The carbon footprint of sustainable cities
Industries concentrated close to cities, pollute surrounding areas. Employees who travel between their home and the industries where they work, also use polluting transportation. The city expands to accommodate incoming migrants in cheap, concrete construction that traps heat. The growing city borders displace farming communities in the outskirts. The larger the city borders, the higher the carbon footprint.
Human vulnerability in cities
Despite the positive economic transformation, cities are also a hotbed of social inequalities.
Migration from rural to urban areas creates pressure for cities to accommodate more people for jobs, housing, and transportation. Thus, pressure on resources creates inequalities and tension. Unfortunately, not everyone gets equal access to the centre. Moreover, only a lucky few can afford quality education and healthcare.
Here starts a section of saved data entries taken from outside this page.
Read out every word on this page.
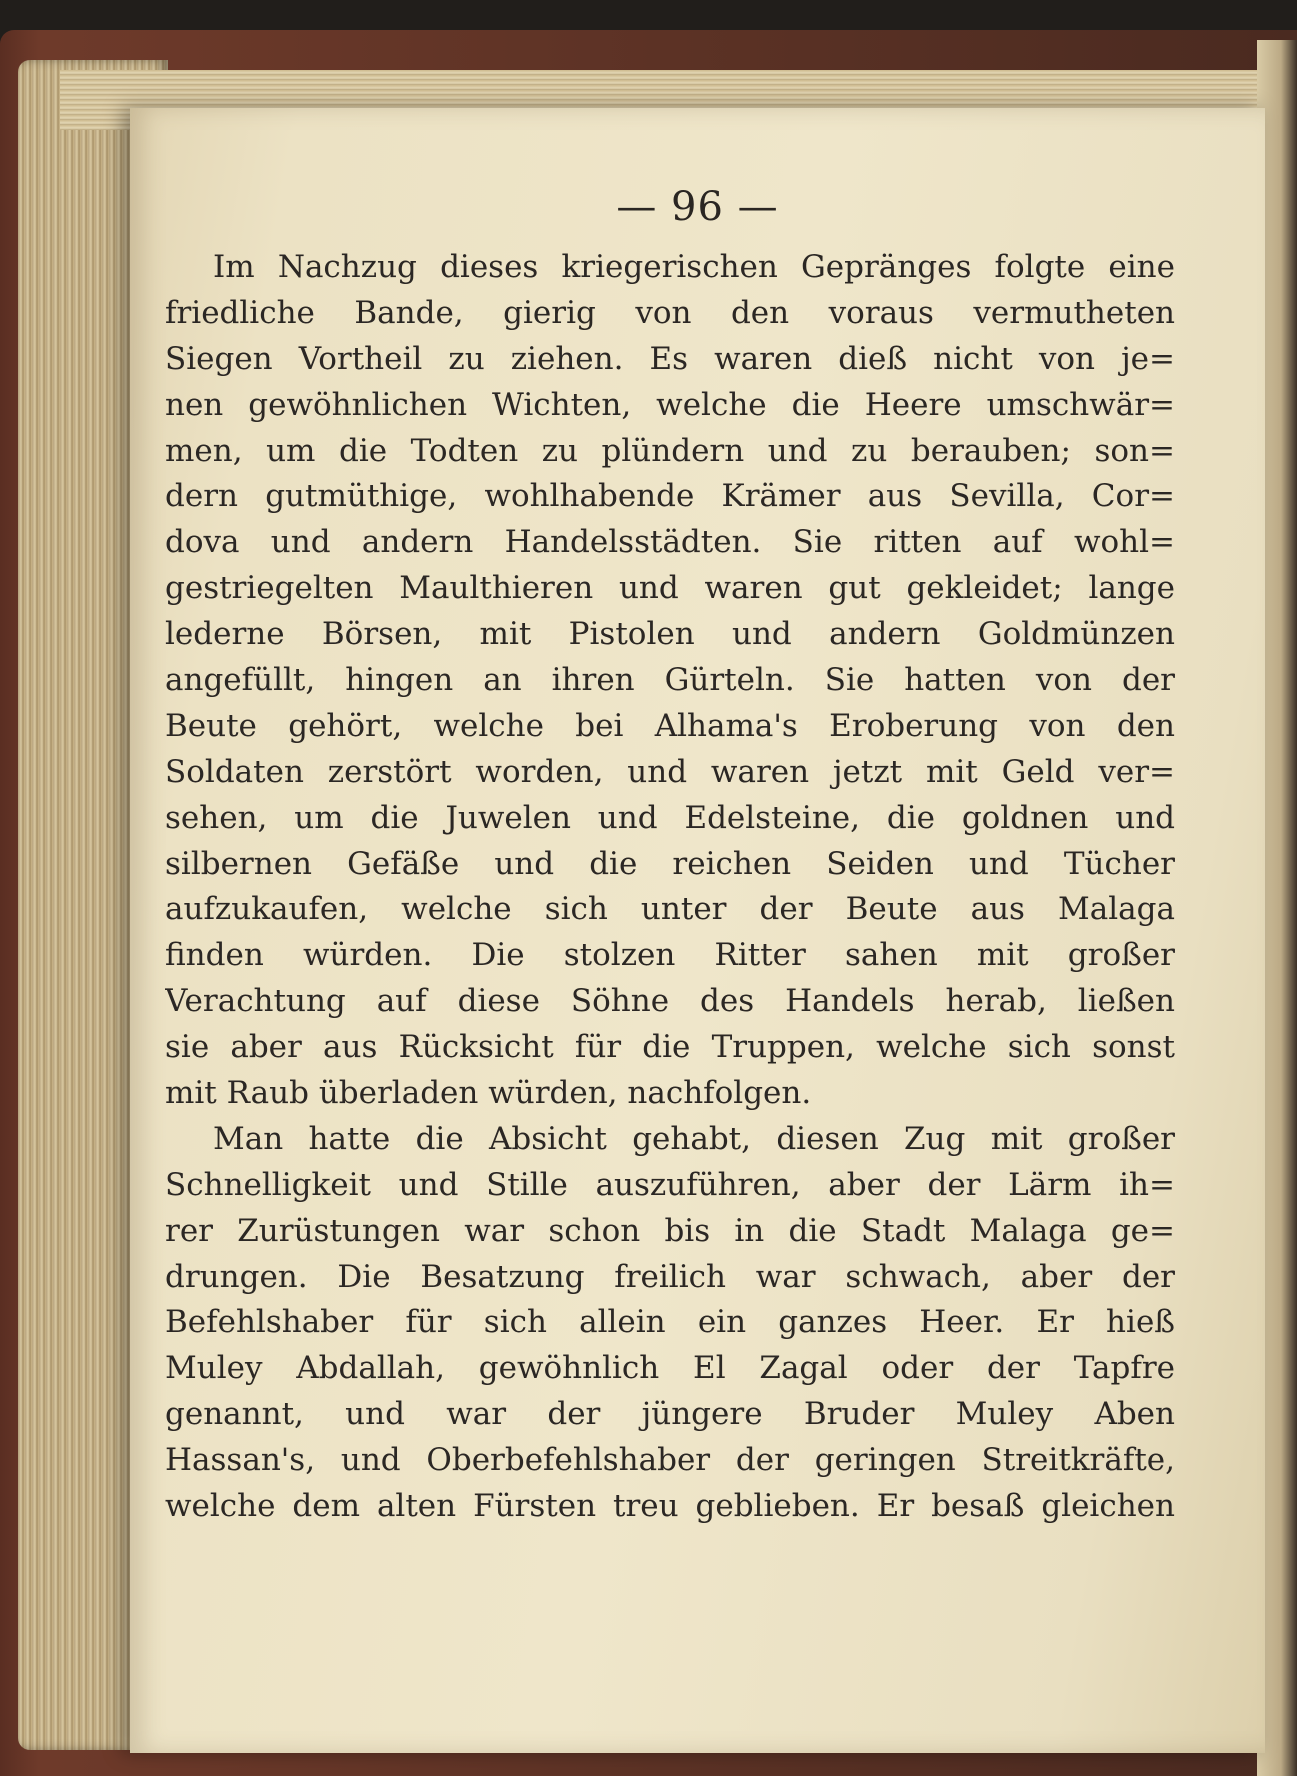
— 96 —
Im Nachzug dieses kriegerischen Gepränges folgte eine
friedliche Bande, gierig von den voraus vermutheten
Siegen Vortheil zu ziehen. Es waren dieß nicht von je=
nen gewöhnlichen Wichten, welche die Heere umschwär=
men, um die Todten zu plündern und zu berauben; son=
dern gutmüthige, wohlhabende Krämer aus Sevilla, Cor=
dova und andern Handelsstädten. Sie ritten auf wohl=
gestriegelten Maulthieren und waren gut gekleidet; lange
lederne Börsen, mit Pistolen und andern Goldmünzen
angefüllt, hingen an ihren Gürteln. Sie hatten von der
Beute gehört, welche bei Alhama's Eroberung von den
Soldaten zerstört worden, und waren jetzt mit Geld ver=
sehen, um die Juwelen und Edelsteine, die goldnen und
silbernen Gefäße und die reichen Seiden und Tücher
aufzukaufen, welche sich unter der Beute aus Malaga
finden würden. Die stolzen Ritter sahen mit großer
Verachtung auf diese Söhne des Handels herab, ließen
sie aber aus Rücksicht für die Truppen, welche sich sonst
mit Raub überladen würden, nachfolgen.
Man hatte die Absicht gehabt, diesen Zug mit großer
Schnelligkeit und Stille auszuführen, aber der Lärm ih=
rer Zurüstungen war schon bis in die Stadt Malaga ge=
drungen. Die Besatzung freilich war schwach, aber der
Befehlshaber für sich allein ein ganzes Heer. Er hieß
Muley Abdallah, gewöhnlich El Zagal oder der Tapfre
genannt, und war der jüngere Bruder Muley Aben
Hassan's, und Oberbefehlshaber der geringen Streitkräfte,
welche dem alten Fürsten treu geblieben. Er besaß gleichen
Without proper city planning policies, there is an ever-growing divide between the poor and the wealthy.
Increasingly, the human vulnerability has been defined by a lack of access, e.g. access to services, but also access to information and influence. At times of natural disaster, those who have less access, suffer more. Therefore, the poverty trap in cities is both a political and climate vulnerability. Communities that are most vulnerable to climate change, are also the groups that are heard less in circles of influence.
How to make cities sustainable?
How we design our cities will determine the level of emissions of cities and equal access for all stakeholders. Sustainable design will consider a variety of interventions and precautions.
There are many policy intervention examples at the city level – although none free of controversy, including:
- Subsidising quality housing for the poor could reduce the rich-poor divide. (But who gets to decide which poor live in the city centre?)
- Building multi-story housing will result in a denser city, with lower carbon emissions. (Yet, multi-story housing reduces neighbor interactions which promote integration.)
- Building better infrastructure to prevent floods, power outages, and physical destruction. (How many governments invest in poor communities, where climate-induced damage risks are higher?)
- Transitioning to a more service-based economy could reduce industrial carbon footprint. (But labor market transitions often cause job loss in the short term.)
In conclusion, a habitat resilient to human and climate disasters demands well-thought-out city planning. That is why, social, economic and environmental impacts are essential considerations in sustainable city design. In this regard, policy innovations at the city level are sometimes successful. However, national governments are not always able to scale up city-based actions.